Google Owner Doles Out More Than $30 Million to Legal Chief

April 25, 2025, 9:58 PM UTC

Alphabet Inc. disclosed in a proxy filing late Friday that its top lawyer J. Kent Walker Jr. received almost $30.2 million in total compensation last year.

Walker, who has spent nearly two decades handling a variety of legal and regulatory matters for the California-based parent of Google, garnered more than $27.1 million of his payout through stock awards. Walker previously earned pay packages valued at $27.3 million in 2023, $24.4 million in 2022, and $50.9 million in 2021, his first full year running Alphabet’s legal show.

Within the past few years Walker has taken a leading role in Alphabet’s effort to push back against the US government’s bid to break up its Google unit, which prosecutors claim has monopolized the online search market. Walker wrote in a company blog post last year that the Justice Department “chose to push a radical interventionist agenda that would harm Americans and America’s global technology leadership.”

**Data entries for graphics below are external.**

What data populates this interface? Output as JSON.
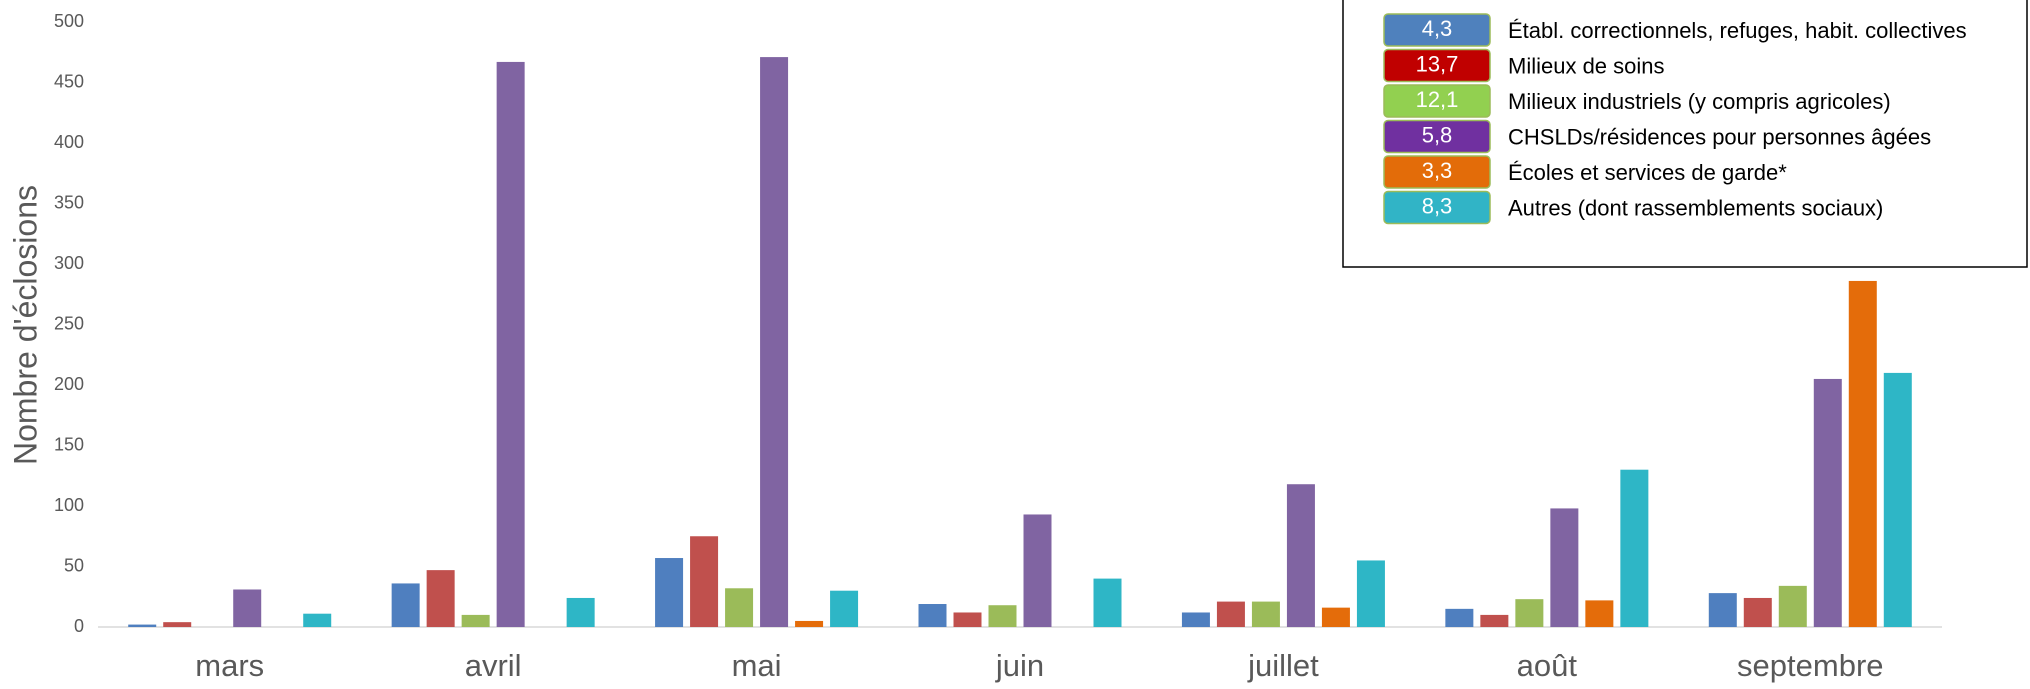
{
  "chart_data": {
    "type": "bar",
    "y_label": "Nombre d'éclosions",
    "categories": [
      "mars",
      "avril",
      "mai",
      "juin",
      "juillet",
      "août",
      "septembre"
    ],
    "series": [
      {
        "name": "Établ. correctionnels, refuges, habit. collectives",
        "badge": "4,3",
        "color": "#4f7fbf",
        "badge_color": "#4f81bd",
        "values": [
          2,
          36,
          57,
          19,
          12,
          15,
          28
        ]
      },
      {
        "name": "Milieux de soins",
        "badge": "13,7",
        "color": "#c0504d",
        "badge_color": "#c00000",
        "values": [
          4,
          47,
          75,
          12,
          21,
          10,
          24
        ]
      },
      {
        "name": "Milieux industriels (y compris agricoles)",
        "badge": "12,1",
        "color": "#9bbb59",
        "badge_color": "#92d050",
        "values": [
          0,
          10,
          32,
          18,
          21,
          23,
          34
        ]
      },
      {
        "name": "CHSLDs/résidences pour personnes âgées",
        "badge": "5,8",
        "color": "#8064a2",
        "badge_color": "#7030a0",
        "values": [
          31,
          467,
          471,
          93,
          118,
          98,
          205
        ]
      },
      {
        "name": "Écoles et services de garde*",
        "badge": "3,3",
        "color": "#e46c0a",
        "badge_color": "#e36c09",
        "values": [
          0,
          0,
          5,
          0,
          16,
          22,
          286
        ]
      },
      {
        "name": "Autres (dont rassemblements sociaux)",
        "badge": "8,3",
        "color": "#2eb6c6",
        "badge_color": "#31b4c6",
        "values": [
          11,
          24,
          30,
          40,
          55,
          130,
          210
        ]
      }
    ],
    "ylim": [
      0,
      500
    ],
    "yticks": [
      0,
      50,
      100,
      150,
      200,
      250,
      300,
      350,
      400,
      450,
      500
    ],
    "grid": false,
    "legend_position": "top-right"
  }
}
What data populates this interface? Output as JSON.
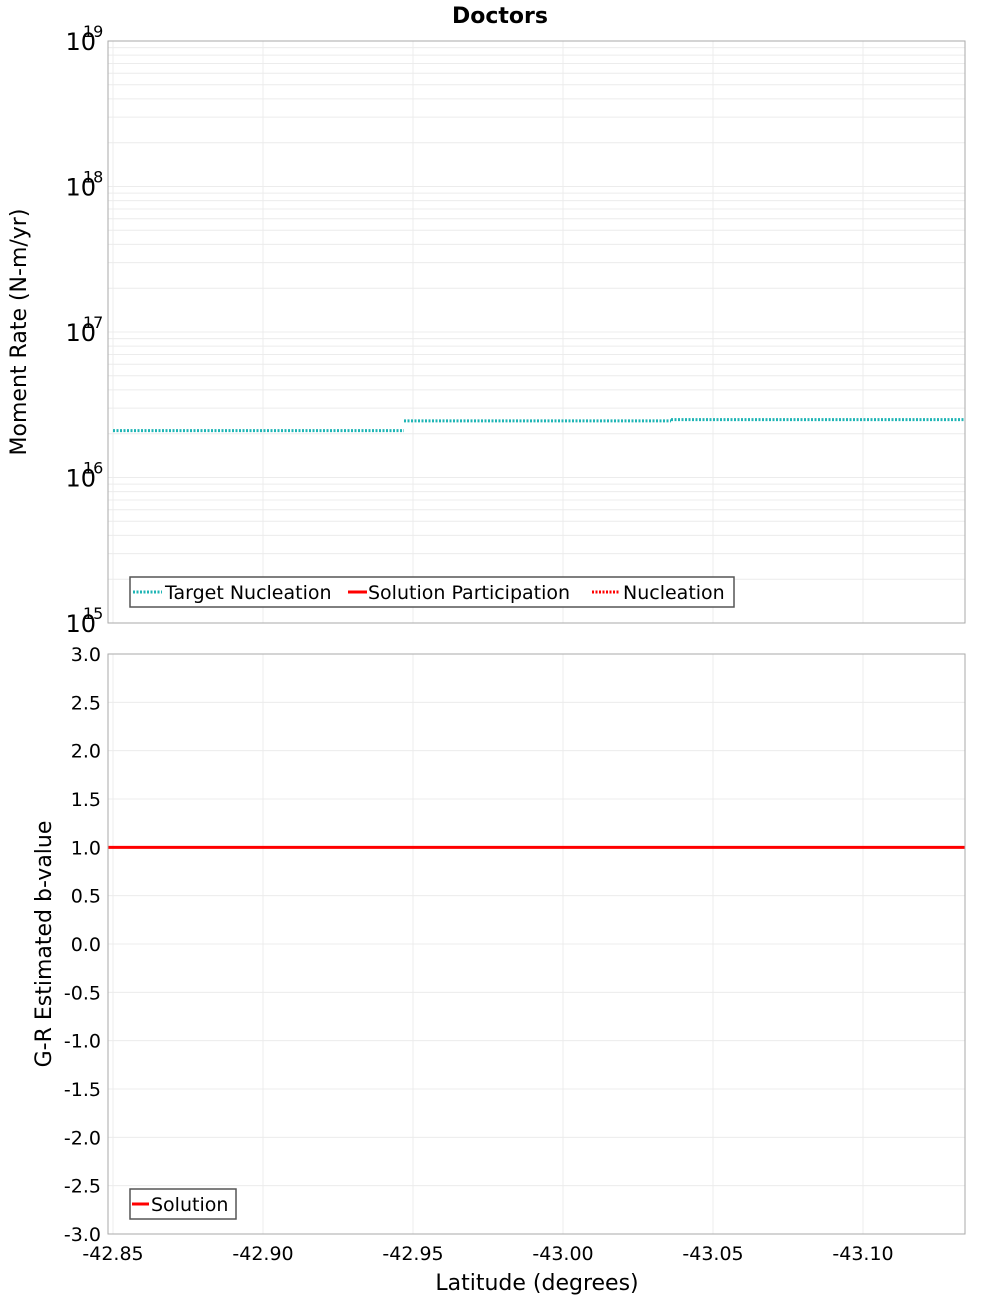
{
  "chart_data": [
    {
      "type": "line",
      "title": "Doctors",
      "xlabel": "Latitude (degrees)",
      "ylabel": "Moment Rate (N-m/yr)",
      "yscale": "log",
      "ylim": [
        1000000000000000.0,
        1e+19
      ],
      "xlim": [
        -42.85,
        -43.134
      ],
      "y_ticks": [
        {
          "base": "10",
          "exp": "19",
          "value": 1e+19
        },
        {
          "base": "10",
          "exp": "18",
          "value": 1e+18
        },
        {
          "base": "10",
          "exp": "17",
          "value": 1e+17
        },
        {
          "base": "10",
          "exp": "16",
          "value": 1e+16
        },
        {
          "base": "10",
          "exp": "15",
          "value": 1000000000000000.0
        }
      ],
      "grid": true,
      "legend_position": "lower-left",
      "series": [
        {
          "name": "Target Nucleation",
          "style": "dotted",
          "color": "#1fb5b5",
          "segments": [
            {
              "x_start": -42.85,
              "x_end": -42.947,
              "y": 2.1e+16
            },
            {
              "x_start": -42.947,
              "x_end": -43.036,
              "y": 2.45e+16
            },
            {
              "x_start": -43.036,
              "x_end": -43.134,
              "y": 2.5e+16
            }
          ]
        },
        {
          "name": "Solution Participation",
          "style": "solid",
          "color": "#ff0000",
          "segments": []
        },
        {
          "name": "Nucleation",
          "style": "dotted",
          "color": "#ff0000",
          "segments": []
        }
      ]
    },
    {
      "type": "line",
      "xlabel": "Latitude (degrees)",
      "ylabel": "G-R Estimated b-value",
      "ylim": [
        -3.0,
        3.0
      ],
      "xlim": [
        -42.85,
        -43.134
      ],
      "y_ticks": [
        "3.0",
        "2.5",
        "2.0",
        "1.5",
        "1.0",
        "0.5",
        "0.0",
        "-0.5",
        "-1.0",
        "-1.5",
        "-2.0",
        "-2.5",
        "-3.0"
      ],
      "x_ticks": [
        "-42.85",
        "-42.90",
        "-42.95",
        "-43.00",
        "-43.05",
        "-43.10"
      ],
      "grid": true,
      "legend_position": "lower-left",
      "series": [
        {
          "name": "Solution",
          "style": "solid",
          "color": "#ff0000",
          "segments": [
            {
              "x_start": -42.85,
              "x_end": -43.134,
              "y": 1.0
            }
          ]
        }
      ]
    }
  ],
  "title": "Doctors",
  "top": {
    "ylabel": "Moment Rate (N-m/yr)",
    "legend": [
      "Target Nucleation",
      "Solution Participation",
      "Nucleation"
    ]
  },
  "bottom": {
    "ylabel": "G-R Estimated b-value",
    "legend": [
      "Solution"
    ]
  },
  "xlabel": "Latitude (degrees)",
  "colors": {
    "target": "#1fb5b5",
    "solution": "#ff0000",
    "grid": "#ececec",
    "frame": "#aaaaaa"
  }
}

Alphabet’s most recent filing shows that Walker was also paid more than $3 million in cash last year, including roughly $1 million in base salary. Walker, in addition to his legal duties, also serves as Alphabet’s corporate secretary and president of global affairs. He took on more responsibility in 2020 following the retirement of Alphabet’s longtime top lawyer David Drummond.

Walker first joined Google—the company adopted Alphabet as the name of its parent company in 2015—as its general counsel in 2006 after working at eBay Inc. He spent nearly a dozen years as general counsel before relinquishing that role in 2018. The job sat vacant for two years until Alphabet elevated another company legal veteran, Halimah DeLaine Prado, to fill that position.

Alphabet’s Google has made other changes to its in-house legal team in recent years, such as bringing on Cassandra “Sandi” Knight to oversee parts of the company’s massive litigation docket. Google promoted Makesha Patterson last year to head of general litigation.

Google was also one of several big companies to eliminate its chief privacy officer role, with Keith Enright leaving last year to become co-chair of the technology and innovation industry group at Gibson, Dunn & Crutcher. Another legal giant, Freshfields, also recruited Google’s former director of competition legal Kevin Yingling as a partner.